Timpani are not often featured in a solo role and the timpanist doesn’t neatly fit into conventional notions of virtuosity. Timpani can’t dazzle us with fast runs or bring us to tears with beautiful melodies. Their niche has been literally and figuratively at the back of the orchestra. Because their sound is, by nature, confident, declamatory, perhaps even authoritarian they tend to be the arbiters of time for the orchestra. If the timpanist is a little late it is most often heard as if the whole orchestra were early and vice versa. They can drive the orchestra forward, hold them back or lay it down.
Up until recently I have been afraid of the timpani and it has been a long process of personal growth to come to appreciate them to the point that I felt I had something to contribute to their story. I feared that any prominent use of the timpani would make my music sound “old fashioned” … like my favorite Beethoven Symphonies that end with insistent repetitions of the tonic and the dominant. So, I found minimal things for the timpani to do but nothing approaching a foregrounded role. As I became more confident with my own personal sense of groove the timpani started playing a larger role in leading the orchestra to both groove and stumble. My timpani parts became more involved which opened up instructive dialogues with the timpanists I worked with.
My final epiphany was taking my orchestration class to a New Jersey Symphony rehearsal of Beethoven’s Ninth Symphony where we were able to sit behind the orchestra in order to be watch the conductor and experience what life was like back there (where the timpanist lives). It just so happened that they were auditioning for the position of principal Timpanist and consequently the connection between the conductor and the player was laser focused.
I always give Beethoven the credit for upping the timpanist’s role by assigning them critical motivic roles and the Scherzo to Beethoven 9 is an excellent example. His pithy “bum-pa-da” reminded me the timpanist has more than enough available pitches to play a riff I would be proud to own.
The major revelation was that there are, in fact, some things that the timpani can do better than any other instrument in the orchestra. They can deflect the destiny of the orchestra with a couple of well-placed strokes better than any other instrument. More impressively, the timpani alone can just flat-out, legitimately, interrupt the orchestra.

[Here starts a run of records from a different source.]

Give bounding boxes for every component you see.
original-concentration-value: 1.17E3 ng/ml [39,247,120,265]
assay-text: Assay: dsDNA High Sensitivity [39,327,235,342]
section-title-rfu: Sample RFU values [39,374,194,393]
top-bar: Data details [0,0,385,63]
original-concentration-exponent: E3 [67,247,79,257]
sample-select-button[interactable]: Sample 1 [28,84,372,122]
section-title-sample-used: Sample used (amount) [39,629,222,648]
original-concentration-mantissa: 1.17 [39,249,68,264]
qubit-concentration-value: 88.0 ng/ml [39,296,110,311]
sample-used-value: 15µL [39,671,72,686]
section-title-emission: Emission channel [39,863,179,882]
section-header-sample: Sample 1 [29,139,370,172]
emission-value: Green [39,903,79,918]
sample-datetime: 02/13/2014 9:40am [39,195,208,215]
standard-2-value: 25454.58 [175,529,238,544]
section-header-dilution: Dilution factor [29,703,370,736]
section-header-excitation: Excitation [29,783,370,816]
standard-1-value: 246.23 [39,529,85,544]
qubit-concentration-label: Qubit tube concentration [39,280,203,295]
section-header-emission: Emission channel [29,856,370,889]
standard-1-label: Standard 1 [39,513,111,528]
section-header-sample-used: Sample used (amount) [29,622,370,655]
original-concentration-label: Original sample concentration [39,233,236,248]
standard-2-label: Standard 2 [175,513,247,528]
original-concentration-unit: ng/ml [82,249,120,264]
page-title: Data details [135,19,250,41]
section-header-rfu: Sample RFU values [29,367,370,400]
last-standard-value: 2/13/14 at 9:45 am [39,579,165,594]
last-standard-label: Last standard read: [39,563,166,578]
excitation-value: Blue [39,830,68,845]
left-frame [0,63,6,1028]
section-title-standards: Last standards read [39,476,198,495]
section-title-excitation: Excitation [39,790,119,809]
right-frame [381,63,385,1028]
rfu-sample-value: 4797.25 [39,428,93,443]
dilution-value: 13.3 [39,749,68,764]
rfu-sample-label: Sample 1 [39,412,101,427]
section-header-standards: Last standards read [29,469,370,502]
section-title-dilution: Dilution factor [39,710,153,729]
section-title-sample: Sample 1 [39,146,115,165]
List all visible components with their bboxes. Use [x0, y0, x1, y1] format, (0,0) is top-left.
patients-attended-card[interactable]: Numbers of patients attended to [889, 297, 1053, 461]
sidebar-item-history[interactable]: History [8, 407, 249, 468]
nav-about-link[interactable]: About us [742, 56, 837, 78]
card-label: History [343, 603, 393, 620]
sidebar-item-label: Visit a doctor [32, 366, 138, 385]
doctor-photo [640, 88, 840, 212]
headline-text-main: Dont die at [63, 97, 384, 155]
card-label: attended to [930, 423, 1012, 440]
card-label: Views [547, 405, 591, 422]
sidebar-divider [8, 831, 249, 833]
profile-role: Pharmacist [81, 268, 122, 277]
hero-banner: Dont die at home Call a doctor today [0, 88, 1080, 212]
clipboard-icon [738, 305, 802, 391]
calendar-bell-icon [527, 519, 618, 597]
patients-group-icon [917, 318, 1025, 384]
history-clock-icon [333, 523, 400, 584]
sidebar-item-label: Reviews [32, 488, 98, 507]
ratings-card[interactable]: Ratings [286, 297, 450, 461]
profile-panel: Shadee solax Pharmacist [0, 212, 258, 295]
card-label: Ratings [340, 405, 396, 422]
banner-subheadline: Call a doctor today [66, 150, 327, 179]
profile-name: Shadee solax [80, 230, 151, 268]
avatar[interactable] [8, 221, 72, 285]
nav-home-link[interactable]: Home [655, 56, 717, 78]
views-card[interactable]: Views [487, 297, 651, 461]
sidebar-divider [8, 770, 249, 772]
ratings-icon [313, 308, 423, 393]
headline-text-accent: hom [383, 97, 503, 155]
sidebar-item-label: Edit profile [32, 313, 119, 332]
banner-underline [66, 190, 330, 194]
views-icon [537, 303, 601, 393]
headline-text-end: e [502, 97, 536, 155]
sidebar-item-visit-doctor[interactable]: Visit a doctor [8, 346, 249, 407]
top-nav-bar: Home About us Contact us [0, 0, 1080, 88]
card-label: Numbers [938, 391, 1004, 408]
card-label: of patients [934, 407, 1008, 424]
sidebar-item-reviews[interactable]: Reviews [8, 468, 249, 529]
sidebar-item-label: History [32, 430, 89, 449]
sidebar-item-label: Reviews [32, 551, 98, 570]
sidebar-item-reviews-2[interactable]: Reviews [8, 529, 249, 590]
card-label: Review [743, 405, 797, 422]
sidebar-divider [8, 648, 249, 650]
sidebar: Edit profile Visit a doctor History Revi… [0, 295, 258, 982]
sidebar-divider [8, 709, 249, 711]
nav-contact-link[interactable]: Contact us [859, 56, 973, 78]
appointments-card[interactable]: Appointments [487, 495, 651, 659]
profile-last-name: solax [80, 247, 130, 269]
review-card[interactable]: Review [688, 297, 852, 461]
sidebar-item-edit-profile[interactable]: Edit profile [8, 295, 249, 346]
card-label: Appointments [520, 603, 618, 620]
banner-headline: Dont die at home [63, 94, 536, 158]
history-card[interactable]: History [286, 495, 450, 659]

That amount of responsibility and boldness deserves to be celebrated!
The title refers to the famous quote from Walden Pond by Thoreau: “If a man does not keep pace with his companions, perhaps it is because he hears a different drummer. Let him step to the music which he hears, however measured or far away.”
A Different Drummer is in 6 sections – an Introduction and 5 excursions – with a duration of about 25 minutes.